Atambua, Nusa Tenggara Timur, 13/12 (Antara) - Di Dusun Rotiklot, Desa Fatuketi, Kecamatan Kakuluk Mesak, Kabupaten Belu, yang panas siangnya terik, mantan pengungsi Timor Timur Jose Soares II (56) menghuni sepetak rumah bersama istri dan empat anaknya.

Sebelum pindah ke kampung Rotiklot, Soares menghuni kamp Lakafehan di pinggiran Atambua selama setahun dari 1999, ketika Timor Timur resmi memisahkan diri dari Indonesia.

"Saya lebih memilih Indonesia," kata pria separuh baya itu di Rotiklot, Kamis.

Di Rotiklot, Soares bertani palawija untuk memenuhi kebutuhan hidup keluarga. Usaha taninya selama ini tidaklah mudah, karena hujan utamanya hanya turun tiga bulan pada Desember, Januari, dan Februari di Atambua.

Dengan kondisi yang demikian, Soares dan warga Rotiklot lainnya hanya bisa menanam serta panen palawija dan padi sekali dalam setahun.

"Musim hujan hanya akhir tahun (Desember), Januari dan Februari, setelah itu kekurangan air karena musim kemarau selama sembilan bulan," kata Soares.

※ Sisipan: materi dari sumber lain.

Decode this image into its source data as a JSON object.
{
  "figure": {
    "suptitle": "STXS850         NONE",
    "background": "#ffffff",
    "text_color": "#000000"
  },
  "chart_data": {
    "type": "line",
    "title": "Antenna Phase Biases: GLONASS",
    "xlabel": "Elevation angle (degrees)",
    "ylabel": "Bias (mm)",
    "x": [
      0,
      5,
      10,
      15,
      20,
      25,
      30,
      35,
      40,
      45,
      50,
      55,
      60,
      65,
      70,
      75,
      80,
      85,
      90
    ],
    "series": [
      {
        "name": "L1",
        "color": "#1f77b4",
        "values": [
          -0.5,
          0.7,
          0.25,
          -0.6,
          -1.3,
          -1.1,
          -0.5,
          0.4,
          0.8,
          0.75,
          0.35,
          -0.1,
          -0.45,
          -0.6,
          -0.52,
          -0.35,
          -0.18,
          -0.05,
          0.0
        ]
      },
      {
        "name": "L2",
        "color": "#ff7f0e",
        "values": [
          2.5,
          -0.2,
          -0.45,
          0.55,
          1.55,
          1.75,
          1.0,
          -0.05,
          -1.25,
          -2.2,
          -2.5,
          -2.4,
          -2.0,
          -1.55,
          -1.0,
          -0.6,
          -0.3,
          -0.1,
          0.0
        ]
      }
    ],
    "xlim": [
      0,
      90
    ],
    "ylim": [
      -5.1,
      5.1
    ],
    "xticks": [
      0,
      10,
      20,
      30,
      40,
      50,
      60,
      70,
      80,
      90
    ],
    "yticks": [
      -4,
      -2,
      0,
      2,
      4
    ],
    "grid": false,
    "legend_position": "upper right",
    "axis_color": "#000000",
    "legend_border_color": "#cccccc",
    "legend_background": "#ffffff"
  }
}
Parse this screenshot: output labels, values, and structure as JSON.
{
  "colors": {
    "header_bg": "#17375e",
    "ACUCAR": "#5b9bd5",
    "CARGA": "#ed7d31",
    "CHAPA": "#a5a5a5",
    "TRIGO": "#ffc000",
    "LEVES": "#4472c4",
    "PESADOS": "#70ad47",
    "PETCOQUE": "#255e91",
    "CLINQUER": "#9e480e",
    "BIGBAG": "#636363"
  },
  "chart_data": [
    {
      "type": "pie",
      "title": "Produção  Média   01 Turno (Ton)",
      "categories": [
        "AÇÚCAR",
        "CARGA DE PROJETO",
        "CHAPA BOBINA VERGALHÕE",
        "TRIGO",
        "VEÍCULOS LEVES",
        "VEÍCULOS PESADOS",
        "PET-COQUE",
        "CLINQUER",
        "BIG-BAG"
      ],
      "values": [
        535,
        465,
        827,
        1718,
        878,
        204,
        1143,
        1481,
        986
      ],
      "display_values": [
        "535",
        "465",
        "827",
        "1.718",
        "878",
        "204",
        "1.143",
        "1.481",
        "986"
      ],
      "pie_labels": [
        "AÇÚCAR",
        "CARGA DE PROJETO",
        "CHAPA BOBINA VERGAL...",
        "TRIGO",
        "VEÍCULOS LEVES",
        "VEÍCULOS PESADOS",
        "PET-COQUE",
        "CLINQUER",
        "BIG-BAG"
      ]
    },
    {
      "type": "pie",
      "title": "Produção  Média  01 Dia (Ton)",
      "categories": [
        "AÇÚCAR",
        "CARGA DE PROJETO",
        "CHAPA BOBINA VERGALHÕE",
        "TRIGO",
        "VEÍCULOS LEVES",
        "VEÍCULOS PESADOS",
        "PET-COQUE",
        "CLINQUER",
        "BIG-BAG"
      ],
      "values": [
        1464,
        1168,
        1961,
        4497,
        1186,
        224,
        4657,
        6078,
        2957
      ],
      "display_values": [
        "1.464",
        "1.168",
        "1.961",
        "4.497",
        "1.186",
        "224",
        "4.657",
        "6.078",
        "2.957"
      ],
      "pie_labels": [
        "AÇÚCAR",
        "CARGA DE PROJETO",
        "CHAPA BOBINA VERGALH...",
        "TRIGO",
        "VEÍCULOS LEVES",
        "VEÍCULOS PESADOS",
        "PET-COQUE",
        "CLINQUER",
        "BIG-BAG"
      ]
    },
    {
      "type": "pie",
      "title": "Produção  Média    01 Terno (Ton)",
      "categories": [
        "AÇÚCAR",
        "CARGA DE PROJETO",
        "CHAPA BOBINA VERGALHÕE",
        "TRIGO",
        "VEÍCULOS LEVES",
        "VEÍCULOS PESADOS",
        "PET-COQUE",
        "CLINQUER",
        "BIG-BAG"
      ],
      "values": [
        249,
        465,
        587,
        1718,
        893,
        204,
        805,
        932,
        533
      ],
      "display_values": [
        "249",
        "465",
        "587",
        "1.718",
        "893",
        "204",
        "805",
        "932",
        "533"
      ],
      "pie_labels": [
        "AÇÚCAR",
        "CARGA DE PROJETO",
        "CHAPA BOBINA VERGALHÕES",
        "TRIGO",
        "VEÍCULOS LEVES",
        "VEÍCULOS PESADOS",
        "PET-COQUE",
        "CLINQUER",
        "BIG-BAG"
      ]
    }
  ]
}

Hujan yang tak lama turun juga membuat warga Rotiklot sering kali kekurangan air bersih untuk kebutuhan sehari-hari, sehingga harus membeli air sampai 3.300 liter dengan harga Rp250.000.

Dan saat hujan kemudian turun, wilayah itu kerap kebanjiran luapan air sungai karena sistem saluran airnya belum bagus.

Mantan pengungsi Timor Timur Jose Soares II (56) yang tinggal di Dusun Rotiklot, Desa Fatuketi, Kecamatan Kakuluk Mesak, Kabupaten Belu, Nusa Tenggara Timur, Kamis (13/12/2018). Saat ini 125 keluarga di desa itu bisa menikmati pasokan air dari Bendungan Rotiklot untuk memenuhi kebutuhan harian dan kegiatan pertanian. (ANTARA News/Taufik Ridwan).

Mengandalkan hujan

Menurut Kepala Dusun Rotiklot RT16/17 RW 08 Pius Mau mengatakan wilayah kerjanya menjadi tempat tinggal 125 keluarga yang terdiri atas 450 orang.

"Eks pengungsi Timtim terdapat 55 kepala keluarga atau 167 jiwa yang menempati RT17/RW 08," katanya.

Mayoritas warga Rotiklot adalah petani yang hanya mengandalkan lahan tadah hujan untuk memenuhi kebutuhan hidup.

"Selama ini, kami hanya mengandalkan air hujan untuk sawah. Kalau hujannya mencukupi, ada hasilnya. Tapi kalau hujannya kurang, hasilnya nol," ujar Pius.

Pius menuturkan bahwa warganya sering menghadapi kekecewaan dengan hasil panen hanya 30 sampai 40 persen dari target ketika musim hujan, dan bahkan 0-10 persen saat musim kemarau panjang sembilan bulan.

Warga yang selama bertahun-tahun menghadapi kesulitan di Rotiklot dan sekitarnya mengharapkan bantuan pemerintah untuk mengatasi masalah mereka.

Harapan mereka kemudian terwujud dengan dibangunnya Bendungan Rotiklot dari April 2016 sampai Juni 2018.

"Sekarang kami bersyukur karena ada Bendungan Rotiklot, saya rasa banjir dan longsor tidak akan terjadi. Ini keuntungan kami," tutur Pius.

Bendungan Rotiklot, menurut dia, merupakan mimpi yang menjadi kenyataan bagi warganya.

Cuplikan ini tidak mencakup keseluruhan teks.